Today few believe that the trial of the facts in the vicinity where they happen is essential to life, liberty, and property. Perhaps this was so when most jurors were expected to rely on their personal knowledge about the facts or about the characters of the defendants and the witnesses, when travel was very difficult, or when cultural divides were primarily geographical. Today, though, it’s much more common to hear insistence on a trial being moved outside the vicinity where the crime was committed, on the theory that jurors in the area of the crime would be unduly inflamed against the defendant. Even those who support local trials would probably only say that local trials are helpful, not “essential”; and even those who stress the importance of trial by jurors who come from a demographically similar place wouldn’t care much about trial in the same county.

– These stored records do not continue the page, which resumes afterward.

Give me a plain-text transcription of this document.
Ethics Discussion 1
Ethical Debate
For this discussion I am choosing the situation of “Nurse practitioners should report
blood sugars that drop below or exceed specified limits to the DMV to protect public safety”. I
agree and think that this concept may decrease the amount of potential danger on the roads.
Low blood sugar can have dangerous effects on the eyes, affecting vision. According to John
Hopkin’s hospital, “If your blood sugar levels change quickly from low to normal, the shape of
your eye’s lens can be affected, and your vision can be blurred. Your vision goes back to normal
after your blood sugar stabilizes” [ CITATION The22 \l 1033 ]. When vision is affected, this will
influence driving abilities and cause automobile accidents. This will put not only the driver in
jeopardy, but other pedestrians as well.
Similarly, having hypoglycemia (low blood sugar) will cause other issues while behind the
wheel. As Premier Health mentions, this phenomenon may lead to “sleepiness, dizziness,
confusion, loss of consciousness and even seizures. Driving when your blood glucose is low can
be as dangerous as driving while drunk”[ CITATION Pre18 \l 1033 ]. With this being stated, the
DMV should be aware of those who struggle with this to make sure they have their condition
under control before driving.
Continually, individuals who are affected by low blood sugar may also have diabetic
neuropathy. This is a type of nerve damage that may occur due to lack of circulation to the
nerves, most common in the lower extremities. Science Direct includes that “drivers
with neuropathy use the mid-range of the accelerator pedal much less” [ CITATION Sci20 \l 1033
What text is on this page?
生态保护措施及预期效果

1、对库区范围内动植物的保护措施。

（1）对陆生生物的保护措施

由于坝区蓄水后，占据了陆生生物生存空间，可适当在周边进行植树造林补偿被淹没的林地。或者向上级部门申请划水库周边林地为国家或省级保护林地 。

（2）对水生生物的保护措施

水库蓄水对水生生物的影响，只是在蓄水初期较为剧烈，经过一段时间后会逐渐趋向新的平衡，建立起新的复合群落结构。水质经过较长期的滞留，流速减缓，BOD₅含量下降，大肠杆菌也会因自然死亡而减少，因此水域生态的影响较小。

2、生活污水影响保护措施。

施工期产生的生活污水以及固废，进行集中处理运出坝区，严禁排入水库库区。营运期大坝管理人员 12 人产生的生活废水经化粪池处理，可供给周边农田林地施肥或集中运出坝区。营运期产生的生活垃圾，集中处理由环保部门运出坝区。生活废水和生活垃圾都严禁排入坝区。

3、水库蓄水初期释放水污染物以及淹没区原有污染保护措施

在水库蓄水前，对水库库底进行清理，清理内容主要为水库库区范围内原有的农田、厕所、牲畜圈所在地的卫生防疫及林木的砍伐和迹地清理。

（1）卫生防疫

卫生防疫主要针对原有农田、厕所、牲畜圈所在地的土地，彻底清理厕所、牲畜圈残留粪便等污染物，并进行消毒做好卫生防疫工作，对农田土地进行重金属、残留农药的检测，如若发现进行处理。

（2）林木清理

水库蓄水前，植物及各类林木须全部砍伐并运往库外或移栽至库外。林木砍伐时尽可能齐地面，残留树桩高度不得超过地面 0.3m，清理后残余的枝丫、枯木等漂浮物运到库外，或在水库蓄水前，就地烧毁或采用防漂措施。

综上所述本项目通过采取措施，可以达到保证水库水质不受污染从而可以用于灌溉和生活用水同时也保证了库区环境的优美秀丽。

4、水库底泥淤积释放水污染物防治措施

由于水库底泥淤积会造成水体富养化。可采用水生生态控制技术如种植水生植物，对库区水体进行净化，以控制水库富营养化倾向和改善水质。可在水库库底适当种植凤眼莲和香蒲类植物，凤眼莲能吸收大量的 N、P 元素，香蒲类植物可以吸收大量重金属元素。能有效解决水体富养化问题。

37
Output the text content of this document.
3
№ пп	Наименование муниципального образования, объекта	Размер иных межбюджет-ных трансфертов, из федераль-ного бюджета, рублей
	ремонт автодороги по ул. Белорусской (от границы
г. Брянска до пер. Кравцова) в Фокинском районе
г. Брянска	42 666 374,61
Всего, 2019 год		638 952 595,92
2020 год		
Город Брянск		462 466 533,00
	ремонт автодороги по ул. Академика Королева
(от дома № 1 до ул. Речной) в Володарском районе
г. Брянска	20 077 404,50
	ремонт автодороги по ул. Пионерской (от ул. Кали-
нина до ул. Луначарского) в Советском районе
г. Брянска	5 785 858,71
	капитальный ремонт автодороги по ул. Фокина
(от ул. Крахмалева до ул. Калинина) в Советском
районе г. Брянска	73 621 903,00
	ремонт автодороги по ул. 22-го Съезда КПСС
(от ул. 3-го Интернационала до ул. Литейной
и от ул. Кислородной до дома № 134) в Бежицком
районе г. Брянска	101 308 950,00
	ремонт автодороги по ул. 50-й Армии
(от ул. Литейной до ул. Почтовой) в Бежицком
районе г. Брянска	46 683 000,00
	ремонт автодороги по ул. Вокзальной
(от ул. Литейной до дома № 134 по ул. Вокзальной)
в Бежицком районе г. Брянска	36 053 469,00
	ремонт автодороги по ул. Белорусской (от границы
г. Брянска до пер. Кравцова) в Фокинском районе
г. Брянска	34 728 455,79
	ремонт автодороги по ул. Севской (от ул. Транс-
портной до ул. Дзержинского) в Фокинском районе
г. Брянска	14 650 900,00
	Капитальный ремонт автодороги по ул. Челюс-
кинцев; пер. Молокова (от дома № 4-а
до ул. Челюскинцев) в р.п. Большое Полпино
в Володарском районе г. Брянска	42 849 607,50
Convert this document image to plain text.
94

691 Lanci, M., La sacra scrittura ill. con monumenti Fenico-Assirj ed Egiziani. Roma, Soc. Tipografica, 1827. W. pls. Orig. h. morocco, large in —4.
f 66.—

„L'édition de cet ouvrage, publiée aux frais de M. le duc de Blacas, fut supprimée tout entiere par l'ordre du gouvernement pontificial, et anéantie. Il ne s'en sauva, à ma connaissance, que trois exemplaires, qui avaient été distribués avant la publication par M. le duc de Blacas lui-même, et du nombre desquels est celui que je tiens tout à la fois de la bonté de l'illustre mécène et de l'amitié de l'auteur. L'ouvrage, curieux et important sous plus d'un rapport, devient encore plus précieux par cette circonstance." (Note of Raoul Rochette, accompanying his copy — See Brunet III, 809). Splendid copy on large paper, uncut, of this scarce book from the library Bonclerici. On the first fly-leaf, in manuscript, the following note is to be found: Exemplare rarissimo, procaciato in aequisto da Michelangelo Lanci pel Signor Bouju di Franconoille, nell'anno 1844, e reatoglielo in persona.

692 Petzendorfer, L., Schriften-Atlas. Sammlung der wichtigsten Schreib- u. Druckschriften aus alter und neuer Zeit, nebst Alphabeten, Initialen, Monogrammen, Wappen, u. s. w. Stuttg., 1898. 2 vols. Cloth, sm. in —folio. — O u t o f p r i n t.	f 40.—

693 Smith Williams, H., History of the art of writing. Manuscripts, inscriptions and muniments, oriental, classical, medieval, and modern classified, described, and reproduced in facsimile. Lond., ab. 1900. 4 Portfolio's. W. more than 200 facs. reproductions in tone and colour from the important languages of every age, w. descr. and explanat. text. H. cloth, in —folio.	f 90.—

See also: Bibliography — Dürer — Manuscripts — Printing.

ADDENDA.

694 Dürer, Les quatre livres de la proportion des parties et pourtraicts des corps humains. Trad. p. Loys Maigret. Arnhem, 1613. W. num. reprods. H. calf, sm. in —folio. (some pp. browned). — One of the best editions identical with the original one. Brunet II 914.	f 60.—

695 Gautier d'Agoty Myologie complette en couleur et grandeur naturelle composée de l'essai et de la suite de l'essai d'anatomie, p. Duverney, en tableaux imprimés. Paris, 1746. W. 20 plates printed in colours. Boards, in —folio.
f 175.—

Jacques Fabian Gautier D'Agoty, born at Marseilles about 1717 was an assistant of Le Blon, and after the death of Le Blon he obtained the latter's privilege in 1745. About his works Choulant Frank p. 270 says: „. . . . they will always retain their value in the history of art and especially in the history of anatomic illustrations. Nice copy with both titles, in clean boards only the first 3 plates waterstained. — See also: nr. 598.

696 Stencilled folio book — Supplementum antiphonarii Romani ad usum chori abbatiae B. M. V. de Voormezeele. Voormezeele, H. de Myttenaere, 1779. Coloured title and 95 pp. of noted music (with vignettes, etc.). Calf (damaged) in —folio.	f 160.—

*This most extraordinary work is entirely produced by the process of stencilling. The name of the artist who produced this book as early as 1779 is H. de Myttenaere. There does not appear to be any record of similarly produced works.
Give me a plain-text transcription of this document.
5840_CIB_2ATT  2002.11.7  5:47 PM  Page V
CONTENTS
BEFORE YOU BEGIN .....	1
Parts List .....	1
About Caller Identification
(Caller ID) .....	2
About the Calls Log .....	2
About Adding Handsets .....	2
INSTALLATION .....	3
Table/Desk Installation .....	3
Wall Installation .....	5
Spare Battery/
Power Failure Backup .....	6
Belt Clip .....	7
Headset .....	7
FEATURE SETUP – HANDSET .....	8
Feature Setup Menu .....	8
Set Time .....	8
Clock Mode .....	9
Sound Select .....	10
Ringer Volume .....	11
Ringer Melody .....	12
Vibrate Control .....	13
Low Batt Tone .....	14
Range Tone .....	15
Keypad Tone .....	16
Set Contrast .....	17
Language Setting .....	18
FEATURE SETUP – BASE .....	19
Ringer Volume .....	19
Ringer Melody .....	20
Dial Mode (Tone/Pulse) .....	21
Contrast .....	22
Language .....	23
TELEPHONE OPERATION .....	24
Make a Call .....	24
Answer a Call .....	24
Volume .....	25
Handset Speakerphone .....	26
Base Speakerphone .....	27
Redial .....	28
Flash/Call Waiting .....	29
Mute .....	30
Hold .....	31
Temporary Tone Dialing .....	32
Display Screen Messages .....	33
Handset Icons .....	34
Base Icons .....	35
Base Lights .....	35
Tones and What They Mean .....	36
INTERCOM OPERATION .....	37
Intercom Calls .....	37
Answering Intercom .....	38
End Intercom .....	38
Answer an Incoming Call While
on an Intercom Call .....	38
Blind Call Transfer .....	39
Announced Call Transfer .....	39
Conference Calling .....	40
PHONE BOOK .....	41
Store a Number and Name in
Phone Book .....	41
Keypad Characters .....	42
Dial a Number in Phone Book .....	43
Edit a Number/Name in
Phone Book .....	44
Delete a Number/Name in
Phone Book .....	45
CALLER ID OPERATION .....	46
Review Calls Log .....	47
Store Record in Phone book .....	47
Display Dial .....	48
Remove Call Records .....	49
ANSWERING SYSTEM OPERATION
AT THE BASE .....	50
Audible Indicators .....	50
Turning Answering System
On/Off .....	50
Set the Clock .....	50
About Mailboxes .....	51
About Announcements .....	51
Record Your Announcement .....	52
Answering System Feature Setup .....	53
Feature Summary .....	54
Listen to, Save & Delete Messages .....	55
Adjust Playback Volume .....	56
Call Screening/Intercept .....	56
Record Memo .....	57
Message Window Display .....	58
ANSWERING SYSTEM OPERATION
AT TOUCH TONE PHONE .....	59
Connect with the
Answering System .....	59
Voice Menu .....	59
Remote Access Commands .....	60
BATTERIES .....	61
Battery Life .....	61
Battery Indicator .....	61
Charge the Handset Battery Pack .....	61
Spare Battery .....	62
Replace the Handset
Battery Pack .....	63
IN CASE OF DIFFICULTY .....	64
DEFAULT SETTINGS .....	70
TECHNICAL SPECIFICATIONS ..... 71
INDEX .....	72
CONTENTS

We wouldn’t, however, interpret the “is so essential” language in the Venue Article as meaning “so long as it is believed by judges to be essential.” Bills of Rights are born of mistrust of government: The government is barred from prosecuting cases in another county because of the fear that some future government may not be attentive enough to “the security of the life, liberty, and estate of the citizen.” The provision’s enactors doubtless contemplated that there’d be disagreement about the value of local trials. It seems most likely that they mentioned the value of local trials in the constitution to show their commitment to this position, not to leave the judiciary — itself a branch of the government — carte blanche to conclude otherwise, and thus eliminate the operative clause’s check on government power. The trial-in-the-county provision must remain in effect whether or not a judge thinks it still serves the purpose; the provision was enacted by the people, and it’s up to the people, not judges, to decide whether it’s obsolete.
Even if organized militias as they existed in 1791 aren’t around in 2020, that doesn’t mean that the right that protected their existence disappeared when the militias went away or became the National Guard. As Volokh notes, the people themselves must decide when their rights are obsolete. Neither judges nor English professors have the authority to decide otherwise.